Margaret Louise Cuninggim was a Nashville native, daughter to Jesse L. Cuninggim, former president of Scarritt College in Nashville. Her childhood was spent roaming the Scarritt College campus with her brother, Merimon Cuninggim (A’31), who later became a Vanderbilt Trustee. Although she would eventually move away to attend college, her roots were here in Nashville and it’s where she made her mark.

Cuninggim was the fourth dean of women at Vanderbilt, serving from 1966 to 1973. During her tenure, Vanderbilt witnessed many changes across campus due to the burgeoning women’s and civil rights movements. Dormitory rules and regulations were overhauled to keep up with the times, student government saw significant changes, and as part of the upheaval that marked the late 1960s and 70s, the need for separate deans for men and women seemed outdated so the two offices were combined and duties divided. Cuninggim became Dean of Student Services and would serve in this capacity from 1973-76.

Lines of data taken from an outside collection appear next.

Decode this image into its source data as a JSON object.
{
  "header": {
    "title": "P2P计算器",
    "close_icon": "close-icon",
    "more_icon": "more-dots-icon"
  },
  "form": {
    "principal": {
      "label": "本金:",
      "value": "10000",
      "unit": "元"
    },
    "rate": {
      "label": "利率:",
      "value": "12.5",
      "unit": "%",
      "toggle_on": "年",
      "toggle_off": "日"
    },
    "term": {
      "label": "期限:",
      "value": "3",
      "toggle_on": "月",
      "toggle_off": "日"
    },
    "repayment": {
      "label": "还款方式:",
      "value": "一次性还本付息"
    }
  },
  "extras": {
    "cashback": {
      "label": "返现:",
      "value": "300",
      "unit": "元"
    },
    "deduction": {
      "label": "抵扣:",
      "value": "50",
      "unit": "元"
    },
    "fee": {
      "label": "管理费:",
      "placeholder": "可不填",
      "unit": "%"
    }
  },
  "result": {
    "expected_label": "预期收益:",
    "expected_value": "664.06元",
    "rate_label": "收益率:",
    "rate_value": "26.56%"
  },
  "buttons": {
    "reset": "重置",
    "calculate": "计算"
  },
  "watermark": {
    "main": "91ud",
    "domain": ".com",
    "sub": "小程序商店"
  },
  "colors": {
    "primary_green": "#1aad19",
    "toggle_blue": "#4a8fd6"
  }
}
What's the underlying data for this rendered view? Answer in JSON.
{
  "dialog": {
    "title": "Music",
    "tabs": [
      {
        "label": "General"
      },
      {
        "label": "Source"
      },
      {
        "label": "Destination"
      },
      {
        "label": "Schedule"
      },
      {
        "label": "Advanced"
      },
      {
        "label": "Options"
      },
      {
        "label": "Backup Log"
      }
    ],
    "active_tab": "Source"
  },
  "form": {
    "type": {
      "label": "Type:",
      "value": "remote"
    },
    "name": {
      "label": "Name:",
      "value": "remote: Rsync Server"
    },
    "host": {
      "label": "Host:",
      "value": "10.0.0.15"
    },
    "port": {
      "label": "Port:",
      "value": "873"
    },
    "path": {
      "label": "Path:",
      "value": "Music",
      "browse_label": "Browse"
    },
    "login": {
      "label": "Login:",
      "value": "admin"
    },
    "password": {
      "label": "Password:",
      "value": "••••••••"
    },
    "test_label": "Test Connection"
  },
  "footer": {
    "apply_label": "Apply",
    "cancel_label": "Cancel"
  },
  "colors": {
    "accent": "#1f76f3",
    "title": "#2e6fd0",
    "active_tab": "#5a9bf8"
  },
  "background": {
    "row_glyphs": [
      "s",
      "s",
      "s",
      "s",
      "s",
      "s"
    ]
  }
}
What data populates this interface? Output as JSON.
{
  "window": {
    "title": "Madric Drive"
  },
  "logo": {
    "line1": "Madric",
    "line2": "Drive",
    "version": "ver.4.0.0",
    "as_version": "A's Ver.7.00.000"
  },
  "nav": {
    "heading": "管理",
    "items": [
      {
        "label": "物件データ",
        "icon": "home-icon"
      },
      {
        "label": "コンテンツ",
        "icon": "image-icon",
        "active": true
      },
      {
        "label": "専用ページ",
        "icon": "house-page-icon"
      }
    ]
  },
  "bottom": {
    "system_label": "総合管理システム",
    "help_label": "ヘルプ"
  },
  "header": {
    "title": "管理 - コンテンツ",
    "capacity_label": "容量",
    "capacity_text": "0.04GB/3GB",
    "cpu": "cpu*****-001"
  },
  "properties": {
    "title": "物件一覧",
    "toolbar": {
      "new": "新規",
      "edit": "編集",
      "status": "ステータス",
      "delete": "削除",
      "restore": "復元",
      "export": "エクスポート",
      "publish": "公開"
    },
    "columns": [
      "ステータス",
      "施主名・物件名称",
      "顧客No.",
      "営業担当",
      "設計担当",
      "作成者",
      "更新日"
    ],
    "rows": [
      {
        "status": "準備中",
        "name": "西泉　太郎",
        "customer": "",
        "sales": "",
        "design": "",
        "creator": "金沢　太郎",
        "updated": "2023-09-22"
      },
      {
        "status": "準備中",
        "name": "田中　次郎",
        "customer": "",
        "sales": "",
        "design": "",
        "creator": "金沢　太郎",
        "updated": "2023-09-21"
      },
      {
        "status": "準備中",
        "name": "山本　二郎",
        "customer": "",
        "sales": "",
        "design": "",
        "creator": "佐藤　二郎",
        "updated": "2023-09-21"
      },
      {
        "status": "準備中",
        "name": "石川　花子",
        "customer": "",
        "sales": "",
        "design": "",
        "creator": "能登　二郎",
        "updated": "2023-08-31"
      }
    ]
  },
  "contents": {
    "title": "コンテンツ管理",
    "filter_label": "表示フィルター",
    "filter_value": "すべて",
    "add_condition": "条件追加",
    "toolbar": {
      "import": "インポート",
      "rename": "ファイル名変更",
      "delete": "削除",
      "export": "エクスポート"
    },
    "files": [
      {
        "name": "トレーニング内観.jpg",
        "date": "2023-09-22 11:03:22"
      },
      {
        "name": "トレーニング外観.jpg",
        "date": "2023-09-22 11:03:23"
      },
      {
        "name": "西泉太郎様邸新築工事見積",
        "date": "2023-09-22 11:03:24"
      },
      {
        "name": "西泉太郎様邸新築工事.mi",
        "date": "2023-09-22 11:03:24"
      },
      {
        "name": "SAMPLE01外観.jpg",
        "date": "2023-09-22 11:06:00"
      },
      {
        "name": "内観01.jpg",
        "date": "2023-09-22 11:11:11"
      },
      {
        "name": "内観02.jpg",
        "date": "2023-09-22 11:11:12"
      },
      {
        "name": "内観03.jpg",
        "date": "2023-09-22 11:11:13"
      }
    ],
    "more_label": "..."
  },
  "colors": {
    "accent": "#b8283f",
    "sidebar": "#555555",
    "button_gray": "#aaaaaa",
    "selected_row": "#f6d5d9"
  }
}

Her office was responsible for overseeing counseling programs, orientation of new students, working with sororities, fraternities and honor societies, and the special concerns of minority students and women.
Cuninggim earned three degrees: a bachelor’s degree from Duke University in 1936; a master’s from Columbia University in 1947; and lastly a doctorate of education from Northwestern University in 1958. Before she came to Vanderbilt, Cuninggim held several student affairs positions including positions at Ripon College, Hockaday Junior College, Tennessee Tech, and nine years as Dean of Women at UT at Knoxville. She was president of the Tennessee Association of Women’s Deans from 1958-60. She was named an honorary member of Mortar Board, and even served as national editor/archivist for the Alpha Lambda Delta Scholastic honorary society for freshmen women.

Outside of student affairs, Margaret Cuninggim loved arts and crafts and in her early adulthood had a thriving business making decorated boxes for Neiman-Marcus and Marshall Field’s. Her early career included a position teaching art at Alabama College in Montevallo.

Cuninggim passed away on July 4, 1986 in St. Petersburg, FL after a long illness. Her memorial service was held in Wightman’s Chapel of Scarritt College.

The Margaret Cuninggim Women’s Center was named to honor her legacy to women and to equity.